High-P/E China stocks have been hit particularly hard during the sell-off in the past few weeks. This is because of the large number of new, high-valuation Chinese Internet IPOs that took place since April.
Led by Renren (NASDAQ: RENN) and Qihoo 360 Technology (NYSE: QIHU), these new IPOs were priced at extremely high valuations. Many of these stocks have sold off 40% or more from the closing price on their first day of trading.
These new Chinese high-flying IPOs also cannibalized investor capital that supported other Chinese growth stocks. As a result, all high-P/E China stocks — regardless of quality — have been hard hit in the past few weeks.
China Stock to Buy #1 – SINA Corporation (SINA)
SINA Corporation (NASDAQ: SINA) has declined sharply in the past couple of weeks, leading the sell-off in Chinese Internet stocks. SINA recently disclosed that New-Wave Investment, a company controlled by SINA management and venture capitalists, plans to sell 1.25 million SINA shares.
The selling has been under way for several days now. I think this may be mainly Sequoia Capital taking profits. In addition, SINA management still owns a substantial stake in the company.
Judging by the market action — with the selling starting on June 3 and knocking SINA down from $125 to about $80 — the bulk of the selling is already over. Based on the trading volume, it was clear that a major holder is selling, but I did not expect this deep of a sell-off. This is a volatile name right now, but I think that the stock is currently oversold.
In addition, the company announced it would be launching an English-language microblog aimed at users abroad, entering a market dominated by U.S.-based Twitter. This is an interesting development that may lead to more users for the SINA’s Weibo platform.
China Stock to Buy #2 – 51Job, Inc. (JOBS)
51Job, Inc. (NASDAQ: JOBS) was mentioned in a negative research report regarding the human-resources and employment-services industry and the high valuation of companies in the sector. As a result, JOBS has sold off to the tune of 15%.
However, though the jobs market is certainly weak in the United States, the Chinese job market is much stronger. As a result, I remain long-term positive on this China stock.
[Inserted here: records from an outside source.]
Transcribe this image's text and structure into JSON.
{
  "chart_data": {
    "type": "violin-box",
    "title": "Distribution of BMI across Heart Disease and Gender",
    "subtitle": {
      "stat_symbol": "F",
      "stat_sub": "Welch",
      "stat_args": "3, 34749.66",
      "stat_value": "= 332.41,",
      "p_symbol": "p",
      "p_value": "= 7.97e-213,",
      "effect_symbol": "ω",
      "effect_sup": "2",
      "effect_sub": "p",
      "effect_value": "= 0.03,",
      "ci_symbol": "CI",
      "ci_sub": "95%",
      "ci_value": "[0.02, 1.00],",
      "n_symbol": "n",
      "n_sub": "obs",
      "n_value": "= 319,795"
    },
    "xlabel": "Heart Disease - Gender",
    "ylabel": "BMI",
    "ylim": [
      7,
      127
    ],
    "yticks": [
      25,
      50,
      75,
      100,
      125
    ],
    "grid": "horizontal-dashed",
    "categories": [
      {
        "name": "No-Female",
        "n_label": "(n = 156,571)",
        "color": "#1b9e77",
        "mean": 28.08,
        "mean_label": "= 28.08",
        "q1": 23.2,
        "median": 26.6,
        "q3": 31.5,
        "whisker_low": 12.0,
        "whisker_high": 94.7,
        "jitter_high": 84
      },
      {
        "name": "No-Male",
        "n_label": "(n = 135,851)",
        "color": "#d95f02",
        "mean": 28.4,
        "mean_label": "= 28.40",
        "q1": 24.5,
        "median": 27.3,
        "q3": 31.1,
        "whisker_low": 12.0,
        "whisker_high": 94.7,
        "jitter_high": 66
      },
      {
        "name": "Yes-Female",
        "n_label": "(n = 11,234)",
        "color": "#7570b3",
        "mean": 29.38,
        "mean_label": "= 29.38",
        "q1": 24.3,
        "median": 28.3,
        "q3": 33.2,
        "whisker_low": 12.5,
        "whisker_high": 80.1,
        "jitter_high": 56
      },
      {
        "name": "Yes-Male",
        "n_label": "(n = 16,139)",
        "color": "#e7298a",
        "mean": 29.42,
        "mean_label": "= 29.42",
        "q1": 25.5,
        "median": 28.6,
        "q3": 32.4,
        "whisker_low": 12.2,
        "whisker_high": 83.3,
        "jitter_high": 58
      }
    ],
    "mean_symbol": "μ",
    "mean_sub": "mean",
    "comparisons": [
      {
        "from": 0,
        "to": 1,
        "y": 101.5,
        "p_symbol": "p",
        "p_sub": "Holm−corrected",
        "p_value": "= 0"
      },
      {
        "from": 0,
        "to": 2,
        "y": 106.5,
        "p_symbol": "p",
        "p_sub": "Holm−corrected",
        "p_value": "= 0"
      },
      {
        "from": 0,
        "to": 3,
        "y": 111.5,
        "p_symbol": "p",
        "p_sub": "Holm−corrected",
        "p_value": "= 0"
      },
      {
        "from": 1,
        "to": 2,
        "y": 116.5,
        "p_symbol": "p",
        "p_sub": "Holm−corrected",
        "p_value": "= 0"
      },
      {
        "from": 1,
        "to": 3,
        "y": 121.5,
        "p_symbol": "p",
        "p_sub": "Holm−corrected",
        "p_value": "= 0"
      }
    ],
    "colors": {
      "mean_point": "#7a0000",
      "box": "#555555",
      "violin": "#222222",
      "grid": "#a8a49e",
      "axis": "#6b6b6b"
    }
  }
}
China Stock to Buy #3 – Corporation Of China Limited (ACH)
Corporation Of China Limited (NYSE: ACH) rose recently on news that its parent company took control of five rare-earths producers in Jiangsu in an effort to boost its own production. ACH’s parent will now have an annual rare-earths production capacity of 34,700 tons. Since the announcement, the stock has been choppy.
Though I am still not sure whether the publicly listed entity will have any rare-earth assets, I believe these assets nevertheless will benefit ACH in the long run, and the parent company could inject some of the assets into the listed entity.